LOS ANGELES — Jimmy Kimmel, the sharp-witted host whose late-night monologues have long skewered political absurdities, is digging in for at least another year on ABC. The 58-year-old comedian signed a one-year contract extension with the network, ensuring Jimmy Kimmel Live! remains a fixture through May 2027. The deal, first reported by Bloomberg on December 8, 2025, was quietly reached months earlier but deliberately held back out of respect for Stephen Colbert, whose The Late Show on CBS is set to end in May 2026.
Kimmel informed his staff of the renewal during a Monday meeting, framing it as a vote of confidence from Disney-owned ABC despite a tumultuous year that included a high-profile suspension, threats from major station groups, and profound personal loss. The shorter one-year term (down from previous three-year deals) reflects the shrinking landscape of traditional late-night television amid cord-cutting and the rise of streaming.
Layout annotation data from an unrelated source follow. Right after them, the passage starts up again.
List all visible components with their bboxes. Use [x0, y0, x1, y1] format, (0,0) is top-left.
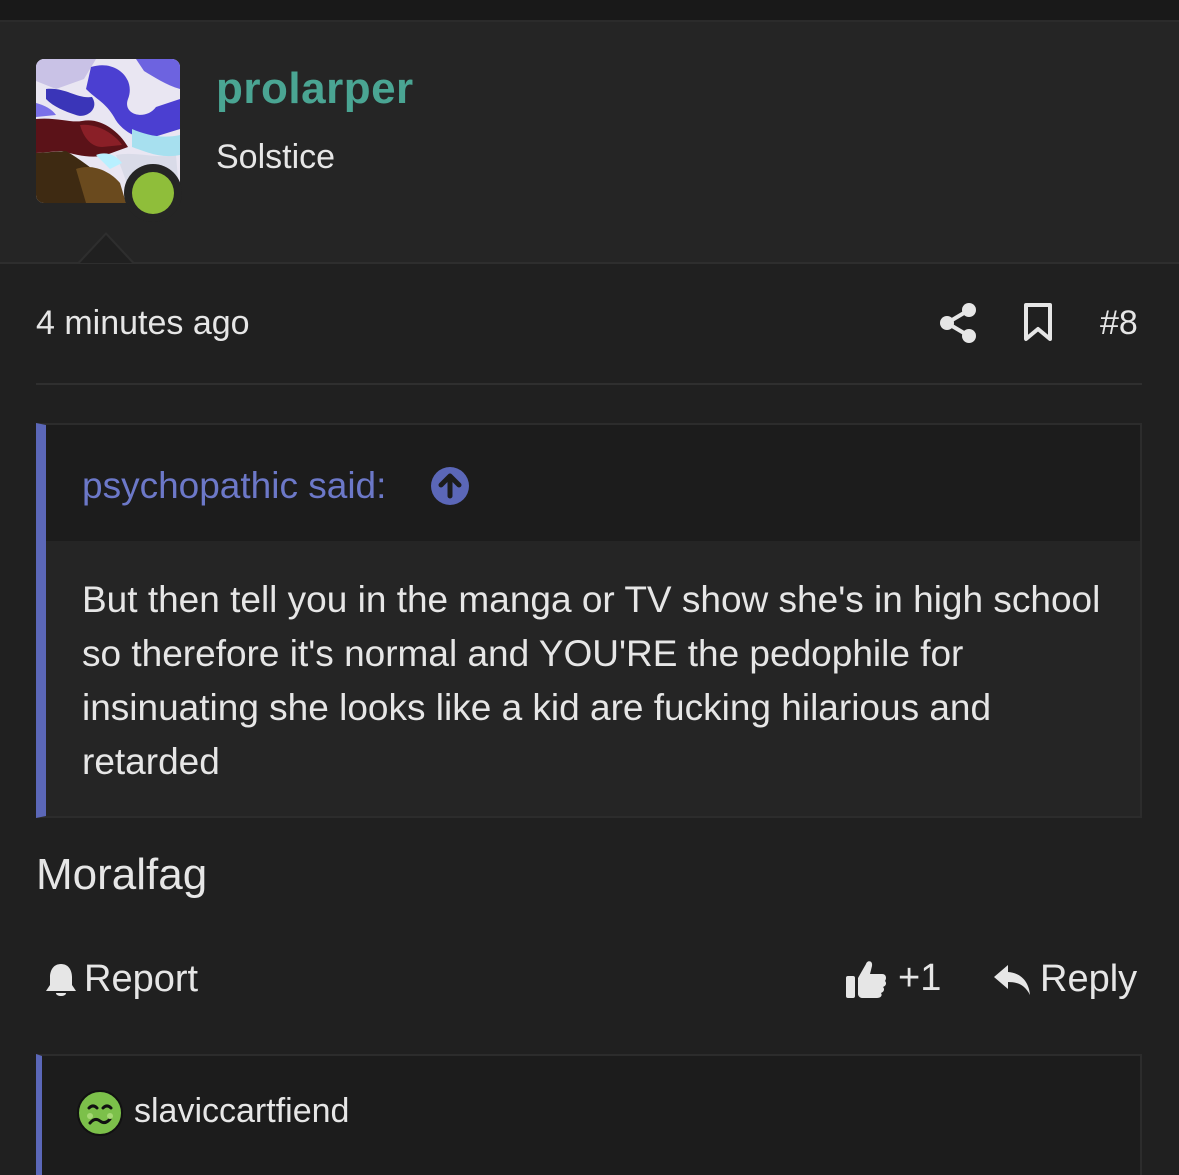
- like-count: +1: [898, 956, 942, 999]
- user-title: Solstice: [216, 138, 336, 176]
- reply-label: Reply: [1040, 958, 1138, 1000]
- reaction-username[interactable]: slaviccartfiend: [134, 1092, 349, 1131]
- nauseated-face-icon: [77, 1090, 123, 1136]
- reply-button[interactable]: Reply: [992, 958, 1137, 1001]
- post-body-text: Moralfag: [36, 850, 208, 899]
- quote-author-link[interactable]: psychopathic said:: [82, 465, 386, 507]
- thumbs-up-icon: [846, 961, 887, 998]
- report-button[interactable]: Report: [44, 958, 198, 1001]
- share-icon[interactable]: [938, 302, 978, 344]
- quote-text: But then tell you in the manga or TV sho…: [82, 579, 1101, 782]
- report-label: Report: [84, 958, 199, 1000]
- bookmark-icon[interactable]: [1022, 302, 1054, 342]
- online-status-indicator: [124, 164, 182, 222]
- top-strip: [0, 0, 1179, 22]
- reply-arrow-icon: [994, 964, 1030, 995]
- divider: [36, 383, 1142, 385]
- quote-body: But then tell you in the manga or TV sho…: [46, 541, 1140, 816]
- bell-icon: [46, 963, 76, 996]
- like-button[interactable]: +1: [844, 956, 941, 1000]
- quote-block: psychopathic said: But then tell you in …: [36, 423, 1142, 818]
- username[interactable]: prolarper: [216, 64, 414, 114]
- post-timestamp[interactable]: 4 minutes ago: [36, 304, 250, 343]
- post-number[interactable]: #8: [1100, 304, 1138, 343]
- reaction-list-item[interactable]: slaviccartfiend: [36, 1054, 1142, 1175]
- quote-header: psychopathic said:: [46, 425, 1140, 541]
- arrow-up-circle-icon[interactable]: [430, 466, 470, 506]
The renewal arrives just three months after Kimmel’s career faced its most serious crisis. On September 10, 2025, conservative activist Charlie Kirk, founder of Turning Point USA, was assassinated by a sniper while speaking at an outdoor event at Utah Valley University. The 32-year-old Kirk was shot in the neck and died at the scene. The shooter, 22-year-old Tyler Robinson, a former Turning Point supporter who had grown disillusioned, was arrested after a manhunt.
In the days following the killing, Kimmel used his monologue to criticize what he called attempts by some on the right to distance the assassin from the MAGA movement and instead blame left-wing or transgender rhetoric. The remarks triggered immediate and intense backlash. Major station groups Nexstar Media and Sinclair Broadcast Group announced they would preempt Jimmy Kimmel Live! in dozens of markets. On September 17, ABC abruptly pulled the show off the air entirely, citing the need “to avoid further inflaming a tense situation.” The suspension lasted six days; Kimmel returned on September 23 with a defiant opening segment defending political satire and free speech.
The episode sparked a nationwide debate about the boundaries of late-night comedy in a deeply polarized climate. Some conservatives, including FCC Chairman Brendan Carr and President Trump, accused Kimmel of insensitivity and called for consequences, while many in the entertainment industry and free-speech advocates rallied behind him. By late September, the preempting station groups quietly resumed airing the program.
Now in its 24th season, Jimmy Kimmel Live! debuted in January 2003 and has become one of the longest-running late-night shows in U.S. television history. Kimmel’s close friendship with Stephen Colbert (the two share the same manager, James Dixon) added a layer of poignancy to the timing of the announcement; both hosts have acknowledged that the traditional late-night format is under existential pressure.
Compounding the professional drama, Kimmel suffered a devastating personal blow last month when his lifelong best friend and the show’s bandleader, Cleto Escobedo III, died at age 59. Escobedo, who had led Cleto and the Cletones since the program’s premiere and had been by Kimmel’s side since childhood in Las Vegas, succumbed to cardiogenic shock following complications from a liver transplant, including sepsis and pneumonia. Kimmel paid emotional tribute to Escobedo on air and on social media, calling the loss “heartbreaking beyond words.”
As Jimmy Kimmel Live! heads toward 2027, it stands as one of the last major broadcast late-night institutions still standing. Whether the newly announced extension marks the beginning of Kimmel’s long goodbye or simply another chapter in a career defined by resilience, controversy, and raw honesty remains to be seen. For now, the lights in the Hollywood studio will stay on—and the host who has cried on air over health scares, political outrage, and now the death of his closest friend shows no sign of walking away quietly.